TÖRE İNSANLARI - Perde hep açılmalı mı? Biliyorsunuz, Haluk Bilginer ve Yıldız Kenter ters düştüler bir dönem. Siz ne düşünüyorsunuz?
Ben Haluk Bey'in her söylediğini onaylayan biri değilim. Hatta devlet tiyatrosunu hiç tanımadığını, konservatuar mezunu olmasına rağmen kurumun işleyişinde atladığı noktalar olduğunu bilmeme rağmen ona katılıyorum. Bir insan babasını kaybettiyse sahneye çıkmamalı. İnsan haklarına aykırı bir durum. O akşam çok zor yerden seyirci gelmiştir vs ama bu her akşam olmuyor be kardeşim. Annem kanserken ben oyun oynadım, genel provalara gittim; kaybetmeme üç kala. Bir türlü affedemiyorum kendimi. Rapor almıyorsunuz, alamıyorsunuz, kim hatırlıyor. Oysa O'nunla daha çok zaman geçirebilirdik; elini tutardım, bir kere daha öperdim, koklardım. Dönüşü olmayan değerler için seyirci affeder, affetmeli.
- Bir de yazarlık serüveniniz var. Geçenlerde yeni bir kitabınız çıktı: Ve Sustu Melek. Ne anlatıyorsunuz bu kitapta?
Töre insanlarını anlatıyorum, töreyi anlatmıyorum. Turgut Özakman'dan oyun yazarlığı dersi aldım 4 sene boyunca. Hep şunu söyledi: Kızla oğlan mücadele eder, ağlaşır, engeller sonra kavuşur. Sonra ne olur? Orada film biter ama asıl film sonrasında başlar. Ben de o sonrasında başlayan filmi irdelemeye çalıştım. Töre insanları, törenin kurallarını uygulamaya çalışanlar, uygulamayanlar ne yaşıyorlarsa, görünen ve görünmeyen yüzü olabilir. Ben kasaba çocuğuyum, töreyle mi büyüdüm, hayır. Ama kasaba geleneklerini de bilen ve bundan keyif alan biri olarak; kadının, erkeğin, çocuğun biraz daha değerli olmasını istediğim için böyle bir roman yazdım.
İzmir'in sıcak insanlarının yaratıcı gücü var İki evlat sahibisiniz, onlarla aranız nasıl ?

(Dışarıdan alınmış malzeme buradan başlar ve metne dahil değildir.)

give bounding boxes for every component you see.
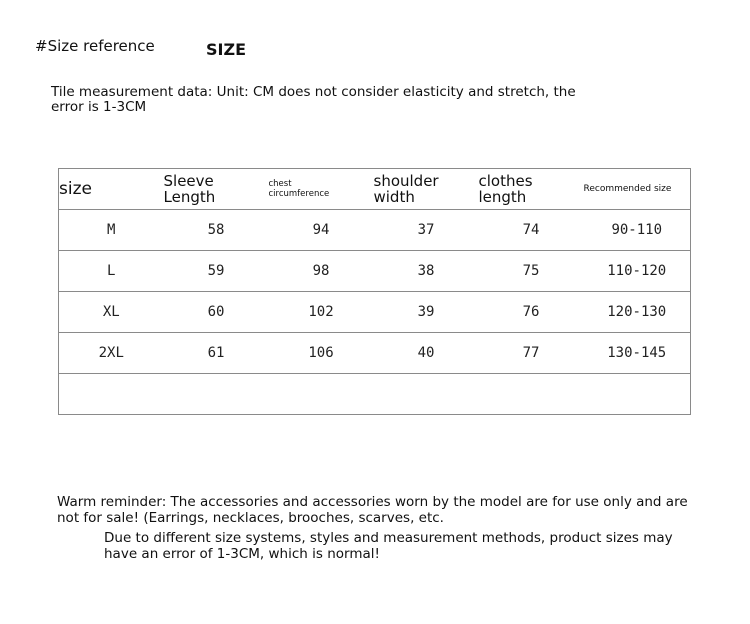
table-row	[59, 333, 691, 374]
size-disclaimer: Due to different size systems, styles and measurement methods, product sizes may have an error of 1-3CM, which is normal!	[104, 530, 673, 562]
header-shoulder-width: shoulder width	[374, 169, 479, 210]
cell-clothes: 74	[479, 210, 584, 251]
cell-size: L	[59, 251, 164, 292]
cell-shoulder: 39	[374, 292, 479, 333]
table-row	[59, 292, 691, 333]
cell-clothes: 76	[479, 292, 584, 333]
cell-shoulder: 40	[374, 333, 479, 374]
cell-recommended: 110-120	[584, 251, 691, 292]
table-row	[59, 210, 691, 251]
cell-sleeve: 58	[164, 210, 269, 251]
cell-chest: 94	[269, 210, 374, 251]
table-row	[59, 251, 691, 292]
cell-size: M	[59, 210, 164, 251]
size-chart-table	[58, 168, 691, 415]
header-clothes-length: clothes length	[479, 169, 584, 210]
empty-cell	[59, 374, 691, 415]
cell-chest: 98	[269, 251, 374, 292]
cell-recommended: 120-130	[584, 292, 691, 333]
table-empty-row	[59, 374, 691, 415]
cell-recommended: 90-110	[584, 210, 691, 251]
cell-size: XL	[59, 292, 164, 333]
cell-sleeve: 61	[164, 333, 269, 374]
cell-sleeve: 60	[164, 292, 269, 333]
warm-reminder: Warm reminder: The accessories and accessories worn by the model are for use only and are not for sale! (Earrings, necklaces, brooches, scarves, etc.	[57, 494, 688, 526]
header-recommended-size: Recommended size	[584, 169, 691, 210]
cell-clothes: 77	[479, 333, 584, 374]
cell-clothes: 75	[479, 251, 584, 292]
cell-shoulder: 37	[374, 210, 479, 251]
header-sleeve-length: Sleeve Length	[164, 169, 269, 210]
header-chest-circumference: chest circumference	[269, 169, 374, 210]
cell-sleeve: 59	[164, 251, 269, 292]
cell-chest: 106	[269, 333, 374, 374]
header-size: size	[59, 169, 164, 210]
measurement-note: Tile measurement data: Unit: CM does not consider elasticity and stretch, the error is 1-3CM	[51, 84, 576, 115]
cell-size: 2XL	[59, 333, 164, 374]
cell-shoulder: 38	[374, 251, 479, 292]
cell-chest: 102	[269, 292, 374, 333]
size-reference-heading: #Size reference	[35, 37, 155, 55]
table-header-row	[59, 169, 691, 210]
size-title: SIZE	[206, 40, 247, 59]
cell-recommended: 130-145	[584, 333, 691, 374]
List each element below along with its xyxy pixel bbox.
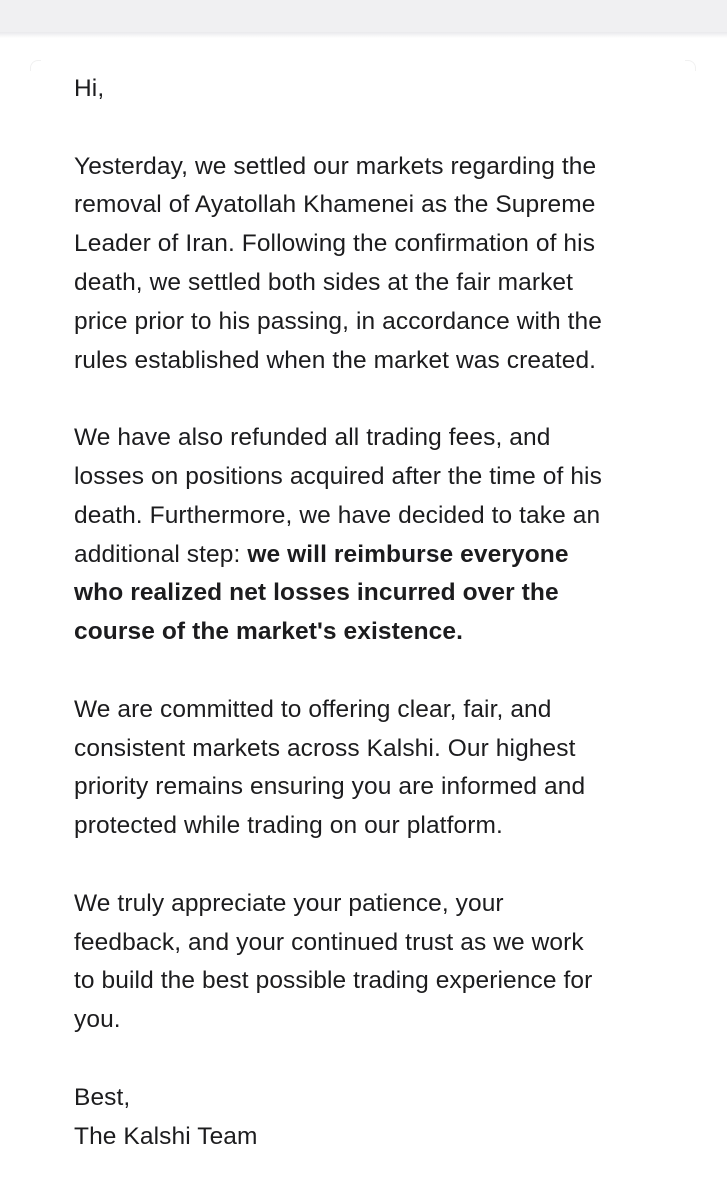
email-card-corner-left: [30, 60, 41, 71]
reimbursement-highlight: who realized net losses incurred over the: [74, 579, 559, 607]
top-frame-shadow: [0, 32, 727, 38]
paragraph-appreciation-line: We truly appreciate your patience, your: [74, 889, 504, 917]
paragraph-commitment: [74, 691, 674, 846]
reimbursement-highlight: course of the market's existence.: [74, 618, 464, 646]
paragraph-settlement-line: price prior to his passing, in accordance with the: [74, 307, 602, 335]
paragraph-commitment-line: priority remains ensuring you are informed and: [74, 773, 586, 801]
paragraph-appreciation-line: feedback, and your continued trust as we work: [74, 928, 584, 956]
paragraph-refund-line: death. Furthermore, we have decided to take an: [74, 501, 601, 529]
paragraph-commitment-line: consistent markets across Kalshi. Our highest: [74, 734, 576, 762]
top-frame: [0, 0, 727, 33]
signoff: Best,: [74, 1083, 131, 1111]
reimbursement-highlight: we will reimburse everyone: [247, 540, 569, 568]
paragraph-refund-line: losses on positions acquired after the time of his: [74, 462, 602, 490]
paragraph-settlement-line: Leader of Iran. Following the confirmation of his: [74, 230, 596, 258]
paragraph-refund-line: [74, 536, 674, 575]
paragraph-commitment-line: We are committed to offering clear, fair, and: [74, 695, 552, 723]
paragraph-settlement-line: Yesterday, we settled our markets regarding the: [74, 152, 597, 180]
greeting: Hi,: [74, 75, 105, 102]
paragraph-refund: [74, 419, 674, 652]
paragraph-appreciation-line: you.: [74, 1006, 121, 1034]
paragraph-settlement-line: death, we settled both sides at the fair market: [74, 268, 574, 296]
paragraph-settlement-line: rules established when the market was created.: [74, 346, 597, 374]
paragraph-commitment-line: protected while trading on our platform.: [74, 812, 503, 840]
email-body: [74, 70, 674, 1195]
closing: [74, 1079, 674, 1157]
paragraph-refund-line: We have also refunded all trading fees, and: [74, 424, 551, 452]
paragraph-appreciation-line: to build the best possible trading experience for: [74, 967, 593, 995]
signature: The Kalshi Team: [74, 1122, 258, 1150]
paragraph-settlement: [74, 148, 674, 381]
paragraph-appreciation: [74, 885, 674, 1040]
refund-prefix-text: additional step:: [74, 540, 248, 568]
paragraph-settlement-line: removal of Ayatollah Khamenei as the Supreme: [74, 191, 596, 219]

En yakın dostlarım kızım Eylül, oğlum Şan diyebilirim. 20 ve 21 yaşlarındalar. En yakın dostlarım onlar. Onlarla tartışırım, ağlaşırız, dertleşiriz, her şeyi yoğun yaşayabiliriz. Kızımın bana yazdığı notu, yola çıkmadan önce valizimde bulabilirim. Oğlum telefon açar, canım sıkkın dediğimde beni üç saat dinleyebilir ya da yanıma gelir. Bir büyük gibi beni dinler. Ben oğlak burcuyum, sıkıntılarımı fazla anlatmam. Çok dertlenmem, ağlamam, kafam dik duracak, öyle bir yapım var. Nihilist insanları da pek sevmiyorum ve artık hayatıma da almıyorum. Enerjimi çalıyorlar. Gerçekçi demiyorum, nihilist diyorum. Hayatın gerçeklerinde acı da var ve onu da kabul ediyorum. En yakın dostlarımdan birçoğunu İstanbul çaldı. Eksik sayarsam diye isim söylemek istemiyorum. Yoksa tabi ki onlar kendilerini biliyorlar. Çok keyifli ve çocukluktan gelen dostluklarım var. Gece üçte arasam, bana yardım et desem, nerelerden geleceklerini bildiğim dostlarım var; çok seviyorum onları.
- Ya Egeliler'le?
İzmir Dokuz Eylül'den mezun çok güzel tiyatrocu dostlarım var Ankara'da. Çok eğlenceli, çok yeteneklilerdir. İzmir'in sıcak insanlarının yaratıcı güçlerine hep inanırım. Çünkü kısıtlamayla olmaz, engin denize bakıp kendinizi kısıtlayamazsınız. O güzel özgürlüklerini asla kötü anlamda değil, ufkun açık olması anlamındaki o düşüncelerini seviyorum. İzmir çok güzel bir şehir. Benim kardeşim İzmir'de doktor, bizim ailenin bir parçası orada. İnsanımız çok güzel. İnsanı okumayı bildikten sonra biraz gülümsemek inanın bütün kapıları açıyor.